KEY QUESTIONS
1. How are concepts of business efficiency and scaling changing in a world of platforms?
2. What metrics should one plan for in a world of platforms?
Successful businesses are often not distracted by a hundred different metrics but laser focused on one metric that is the best predictor of scale. How does a business identify such a metric?
Most businesses are on a relentless pursuit of scale. Most of business education is built around creating and understanding patterns in business scale. There is, however, a shift in the concept of scale in business today and not all companies seem to embrace it appropriately.
PIPE SCALE: THE TRADITIONAL DEFINITION OF SCALE
Let's think about Pipes. The key inputs for business, traditionally, have been land, capital stock and labor. The business scales whenever one or more of these parameters scale. You hire more people, you get more resources and better machinery and the business scales. However, there is a cost associated with scaling each of these 3 variables. As a result, the primary focus while scaling is optimization. Optimization involves creating repeatable processes which can be cost-effectively repeated over and over again to grow the business. The two key aspects of scaling are:
A) Repeatability
B) Cost-effectiveness
A lot of business education is focused on strategies for optimization of these processes. An IT outsourcing shop, for example, optimizes processes surrounding the labor variable to create scale. A manufacturing business has to optimize processes involving all three variables (e.g. procurement, production, distribution).
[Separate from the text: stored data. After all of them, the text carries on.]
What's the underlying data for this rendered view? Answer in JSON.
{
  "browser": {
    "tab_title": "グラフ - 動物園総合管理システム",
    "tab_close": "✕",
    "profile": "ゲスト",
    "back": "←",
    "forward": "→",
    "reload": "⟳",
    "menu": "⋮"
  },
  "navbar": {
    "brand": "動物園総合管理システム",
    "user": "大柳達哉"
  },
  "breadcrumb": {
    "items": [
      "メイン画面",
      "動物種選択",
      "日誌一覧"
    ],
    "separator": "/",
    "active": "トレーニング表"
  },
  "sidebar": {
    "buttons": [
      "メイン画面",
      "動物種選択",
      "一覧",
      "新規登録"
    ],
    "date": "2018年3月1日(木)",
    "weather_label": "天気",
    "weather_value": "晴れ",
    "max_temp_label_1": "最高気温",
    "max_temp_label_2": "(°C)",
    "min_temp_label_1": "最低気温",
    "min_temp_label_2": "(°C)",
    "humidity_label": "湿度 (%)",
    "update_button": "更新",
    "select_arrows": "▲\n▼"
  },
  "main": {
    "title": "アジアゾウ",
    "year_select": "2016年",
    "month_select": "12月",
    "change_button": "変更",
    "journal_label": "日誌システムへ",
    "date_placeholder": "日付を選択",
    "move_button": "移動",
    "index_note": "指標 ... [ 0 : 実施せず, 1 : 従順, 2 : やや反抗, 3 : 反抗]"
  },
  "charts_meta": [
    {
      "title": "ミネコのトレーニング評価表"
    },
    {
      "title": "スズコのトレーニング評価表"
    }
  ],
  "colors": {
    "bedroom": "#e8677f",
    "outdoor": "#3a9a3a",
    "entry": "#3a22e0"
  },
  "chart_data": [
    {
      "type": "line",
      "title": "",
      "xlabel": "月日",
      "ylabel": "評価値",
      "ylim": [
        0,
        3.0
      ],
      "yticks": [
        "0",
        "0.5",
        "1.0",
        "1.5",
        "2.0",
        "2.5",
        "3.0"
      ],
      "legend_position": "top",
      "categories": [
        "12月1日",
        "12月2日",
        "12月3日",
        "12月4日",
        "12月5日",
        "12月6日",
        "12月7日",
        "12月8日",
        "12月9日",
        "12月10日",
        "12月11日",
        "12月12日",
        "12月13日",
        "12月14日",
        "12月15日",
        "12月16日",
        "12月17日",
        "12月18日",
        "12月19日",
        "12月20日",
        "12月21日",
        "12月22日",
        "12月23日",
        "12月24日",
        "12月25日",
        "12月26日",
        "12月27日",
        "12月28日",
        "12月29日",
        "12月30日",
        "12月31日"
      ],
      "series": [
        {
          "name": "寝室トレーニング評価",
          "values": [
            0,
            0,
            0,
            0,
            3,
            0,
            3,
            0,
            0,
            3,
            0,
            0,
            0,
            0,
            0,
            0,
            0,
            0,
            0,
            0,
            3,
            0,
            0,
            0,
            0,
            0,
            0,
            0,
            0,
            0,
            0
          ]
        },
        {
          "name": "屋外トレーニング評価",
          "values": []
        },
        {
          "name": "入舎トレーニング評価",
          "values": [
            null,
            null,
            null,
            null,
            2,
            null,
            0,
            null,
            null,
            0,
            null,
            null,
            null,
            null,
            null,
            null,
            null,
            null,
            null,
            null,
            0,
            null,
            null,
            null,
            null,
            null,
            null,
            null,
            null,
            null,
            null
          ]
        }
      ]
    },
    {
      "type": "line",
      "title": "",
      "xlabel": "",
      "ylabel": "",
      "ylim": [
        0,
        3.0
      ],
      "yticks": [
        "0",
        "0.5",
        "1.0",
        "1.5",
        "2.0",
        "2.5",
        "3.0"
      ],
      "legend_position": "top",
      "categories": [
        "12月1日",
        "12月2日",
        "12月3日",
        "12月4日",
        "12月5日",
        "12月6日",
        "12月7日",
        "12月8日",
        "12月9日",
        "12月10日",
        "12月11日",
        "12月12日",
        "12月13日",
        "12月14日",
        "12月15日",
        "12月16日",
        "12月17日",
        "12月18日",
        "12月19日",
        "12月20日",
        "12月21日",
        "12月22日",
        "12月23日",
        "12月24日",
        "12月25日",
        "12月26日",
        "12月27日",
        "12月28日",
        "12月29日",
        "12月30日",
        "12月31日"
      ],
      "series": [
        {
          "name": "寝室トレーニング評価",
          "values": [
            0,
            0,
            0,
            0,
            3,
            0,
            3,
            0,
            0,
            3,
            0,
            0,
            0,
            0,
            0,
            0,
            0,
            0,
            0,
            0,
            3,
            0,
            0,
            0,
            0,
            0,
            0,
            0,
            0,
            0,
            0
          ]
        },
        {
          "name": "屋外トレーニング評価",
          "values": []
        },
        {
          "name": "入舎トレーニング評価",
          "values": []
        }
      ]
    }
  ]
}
PLATFORM SCALE: THE NEW DEFINITION OF SCALE
Let's look at Platforms now. This is where the internet comes in. The internet, by definition, brings with itself unlimited scale. Moreover, since networked businesses tend to deal more with bits than atoms, the inputs to business are no longer the 3 variables above. The new inputs to business are data and talent (intellectual capital, both internal and external).
Scale in a networked business is no longer dependent on processes within the business, it's driven by network processes.
By network processes, I mean interactions that users on the network have with the product. The business scales by scaling these interactions. Hence, the new counterpart of process optimization is actually interaction design and this is partly why designers are so important in networked businesses, because they directly contribute to scale much like MBAs did in traditional businesses.
Not every internet startup is all about Platform Scale. E.g. an commerce company like Zappos has Pipe Scale on the supply side and Platform Scale on the demand side. The same applies to any online media company which still has reporters sitting in a room and churning out stories. On the other hand, marketplaces and platforms like ebay, Facebook and AirBnB have Platform Scale on both sides.
Google was probably the first business that achieved Platform Scale on both the demand AND the supply side. The users are on self-serve and so are the advertisers. This is why it is, even today, one of the most successful internet businesses ever.
On the contrary, Groupon has Platform Scale on the demand side but Pipe Scale on the supply side. It maintains an ever growing sales force to manage the merchant side of the business.
Amazon is one of those rare internet companies that did a fabulous job of mastering both Pipe Scale (on the supply side) as well as Platform Scale (on the demand side).
SO WHAT METRICS SHOULD YOUR BUSINESS USE?
Here's the one line answer:
A business should focus on those metrics which help it create repetitive processes (Pipe Scale) or repetitive interactions (Platform Scale) that will ultimately build scale.
First, It's important that a business knows which forms of scale it has on which sides. Second, most metrics fall under three categories:
1. Per-unit economics of repeatable process OR interaction
2. Time between repeatable process OR interaction
3. % of inputs successfully being leveraged for repeatable process OR interaction
Pipe Scale: The metrics that determine scale are typically determinants of per-unit efficiency. These could be one or more of the following:
1.Per-unit efficiency (Cost per input, per-unit production cost, Cost of moving a unit through a channel)
2. Turnaround efficiency (time to source)
3. Utilization efficiency (Inventory turnover)
Platform Scale: The metrics that determine scale are typically determinants of engagement and repeat usage. These could be one or more of the following:
1. Per interaction engagement (Length of visit etc.)
2. Time between interactions (Time between contributions, time between visits)
3. % Interacting (% active users, % of users who produce etc.)
A business that has Pipe Scale on one side (e.g. supply) and Platform Scale on the other side (demand) has to look at both types of metrics. This is typically the case with an e-commerce company which looks at improving time to source on the supply side and time between purchases on the demand side. A social network like Facebook needs users to interact with each other as often as possible and hence focuses on %interacting, more specifically DAU/MAU.
The governing principle is to understand the processes and interactions which drive scale and focus on the metric that decides how those processes and interactions can be made repeatable.